US Senators recently introduced the Prediction Markets Are Gambling Act aimed at stopping CFTC-registered firms, such as Kalshi or Polymarket, from listing various gambling-related contracts. This legislation targets event contracts tied to sports, including professional and collegiate games, as well as traditional casino games such as blackjack and roulette.
This bill seeks to modify the Commodity Exchange Act to prohibit the trading of these contracts on regulated exchanges, ensuring federal law does not supersede state gambling regulations. One senator articulated the intent behind the measure as a means to clarify jurisdiction, support state control over betting, and limit the spread of what he considers inappropriate speculative products.
Given the growing number of young people engaging with potentially addictive sports betting and casino-style contracts, the act emphasizes the necessity of state oversight rather than federal regulation. The senator argues that these markets should be governed under state laws to protect families and uphold state authorities.

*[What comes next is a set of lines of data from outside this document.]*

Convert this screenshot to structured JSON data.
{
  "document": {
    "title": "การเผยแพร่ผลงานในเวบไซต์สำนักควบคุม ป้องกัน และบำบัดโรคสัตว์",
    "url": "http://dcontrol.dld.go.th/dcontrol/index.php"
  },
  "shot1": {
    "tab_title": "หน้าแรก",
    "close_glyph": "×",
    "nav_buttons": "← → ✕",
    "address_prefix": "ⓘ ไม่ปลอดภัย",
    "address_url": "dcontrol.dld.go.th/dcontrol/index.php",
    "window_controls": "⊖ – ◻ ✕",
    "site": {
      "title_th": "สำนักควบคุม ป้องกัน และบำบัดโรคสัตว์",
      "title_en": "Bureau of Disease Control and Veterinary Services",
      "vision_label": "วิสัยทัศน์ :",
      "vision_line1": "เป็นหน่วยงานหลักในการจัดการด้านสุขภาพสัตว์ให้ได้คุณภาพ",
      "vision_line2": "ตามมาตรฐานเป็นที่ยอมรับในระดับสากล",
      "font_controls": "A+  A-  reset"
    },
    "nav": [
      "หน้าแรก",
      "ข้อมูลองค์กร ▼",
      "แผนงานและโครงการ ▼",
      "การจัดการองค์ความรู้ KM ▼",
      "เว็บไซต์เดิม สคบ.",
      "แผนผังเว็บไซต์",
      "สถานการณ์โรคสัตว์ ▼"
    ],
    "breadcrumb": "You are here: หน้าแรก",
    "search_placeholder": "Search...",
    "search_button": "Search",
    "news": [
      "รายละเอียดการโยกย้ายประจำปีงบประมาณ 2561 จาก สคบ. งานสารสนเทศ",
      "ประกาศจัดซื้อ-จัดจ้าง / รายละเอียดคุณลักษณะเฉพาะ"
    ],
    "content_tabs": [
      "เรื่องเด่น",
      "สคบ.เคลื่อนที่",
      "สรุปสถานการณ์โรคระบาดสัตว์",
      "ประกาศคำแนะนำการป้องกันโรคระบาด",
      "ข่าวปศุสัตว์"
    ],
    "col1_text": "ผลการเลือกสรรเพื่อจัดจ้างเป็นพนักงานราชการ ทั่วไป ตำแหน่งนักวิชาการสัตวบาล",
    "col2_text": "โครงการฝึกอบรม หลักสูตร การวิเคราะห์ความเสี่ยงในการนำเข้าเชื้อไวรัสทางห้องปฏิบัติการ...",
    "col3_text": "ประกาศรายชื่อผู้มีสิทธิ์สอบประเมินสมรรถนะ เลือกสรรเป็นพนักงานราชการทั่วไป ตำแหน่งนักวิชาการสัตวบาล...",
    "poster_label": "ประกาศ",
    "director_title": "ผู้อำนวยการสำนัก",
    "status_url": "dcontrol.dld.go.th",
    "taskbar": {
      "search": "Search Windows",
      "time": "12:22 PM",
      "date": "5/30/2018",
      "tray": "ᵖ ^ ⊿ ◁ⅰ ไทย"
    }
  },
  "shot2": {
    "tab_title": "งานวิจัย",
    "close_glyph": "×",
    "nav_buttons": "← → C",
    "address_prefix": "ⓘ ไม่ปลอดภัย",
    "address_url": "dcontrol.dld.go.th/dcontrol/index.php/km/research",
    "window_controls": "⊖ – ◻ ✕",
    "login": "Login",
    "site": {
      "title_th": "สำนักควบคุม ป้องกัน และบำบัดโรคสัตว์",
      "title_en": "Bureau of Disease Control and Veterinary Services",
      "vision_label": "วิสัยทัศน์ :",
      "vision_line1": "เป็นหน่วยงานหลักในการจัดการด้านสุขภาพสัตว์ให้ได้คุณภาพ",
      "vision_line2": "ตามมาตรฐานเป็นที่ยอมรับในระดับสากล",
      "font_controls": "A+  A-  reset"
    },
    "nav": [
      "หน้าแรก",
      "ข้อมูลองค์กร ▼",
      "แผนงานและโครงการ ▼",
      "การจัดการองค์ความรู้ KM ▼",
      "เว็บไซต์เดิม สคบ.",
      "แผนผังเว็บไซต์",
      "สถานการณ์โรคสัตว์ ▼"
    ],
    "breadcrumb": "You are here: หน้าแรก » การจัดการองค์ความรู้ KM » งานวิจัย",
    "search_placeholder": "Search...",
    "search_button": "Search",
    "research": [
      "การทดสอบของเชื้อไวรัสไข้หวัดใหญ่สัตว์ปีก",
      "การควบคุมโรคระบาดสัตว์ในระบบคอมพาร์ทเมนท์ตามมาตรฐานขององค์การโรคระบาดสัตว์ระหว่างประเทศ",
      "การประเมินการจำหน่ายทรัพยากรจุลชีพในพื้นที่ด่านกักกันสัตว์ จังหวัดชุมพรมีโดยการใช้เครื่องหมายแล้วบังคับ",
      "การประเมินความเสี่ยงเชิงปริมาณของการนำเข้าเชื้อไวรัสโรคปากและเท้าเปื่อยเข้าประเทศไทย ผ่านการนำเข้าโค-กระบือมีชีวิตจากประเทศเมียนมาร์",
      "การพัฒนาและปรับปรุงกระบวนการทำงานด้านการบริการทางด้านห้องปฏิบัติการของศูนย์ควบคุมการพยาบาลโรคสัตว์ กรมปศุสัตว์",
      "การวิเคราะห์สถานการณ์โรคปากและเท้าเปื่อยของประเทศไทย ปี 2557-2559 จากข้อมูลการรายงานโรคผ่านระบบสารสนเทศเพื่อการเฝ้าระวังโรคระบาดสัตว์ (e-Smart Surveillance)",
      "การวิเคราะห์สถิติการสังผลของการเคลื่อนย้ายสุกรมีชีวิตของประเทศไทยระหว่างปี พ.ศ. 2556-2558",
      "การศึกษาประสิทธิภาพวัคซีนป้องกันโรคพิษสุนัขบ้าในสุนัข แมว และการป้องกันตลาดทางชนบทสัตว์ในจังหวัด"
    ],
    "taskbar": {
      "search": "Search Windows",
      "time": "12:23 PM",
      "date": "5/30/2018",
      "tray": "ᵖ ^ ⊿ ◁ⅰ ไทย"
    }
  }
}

The landscape for sports-related prediction contracts has expanded significantly, functioning similarly to betting products and enjoying widespread availability across all states. One senator has pointed out the CFTC’s failure to curtail the growth of these markets, suggesting that the agency has not enforced its laws but rather encouraged the expansion of these speculative financial instruments.
As prediction markets flourish, with total trading volumes predicted to surpass $50 billion in the current year, concerns are mounting regarding their impact on state revenues. Since the 2018 Supreme Court ruling that legalized sports betting at the state level, states have developed regulatory frameworks that not only generate significant public revenue but also include consumer protections. The existence of federally overseen prediction markets—which avoid state licensing and tax responsibilities—has led to frustration among governors and state gaming bodies.
Legal disputes are intensifying for companies like Kalshi and Polymarket as states move to challenge their operations, considering them illegal betting platforms. Both companies are now depending on federal oversight from the CFTC as part of their defense strategy in court. The CFTC is also reinforcing its stance on federal authority over these markets in light of increasing state legal challenges.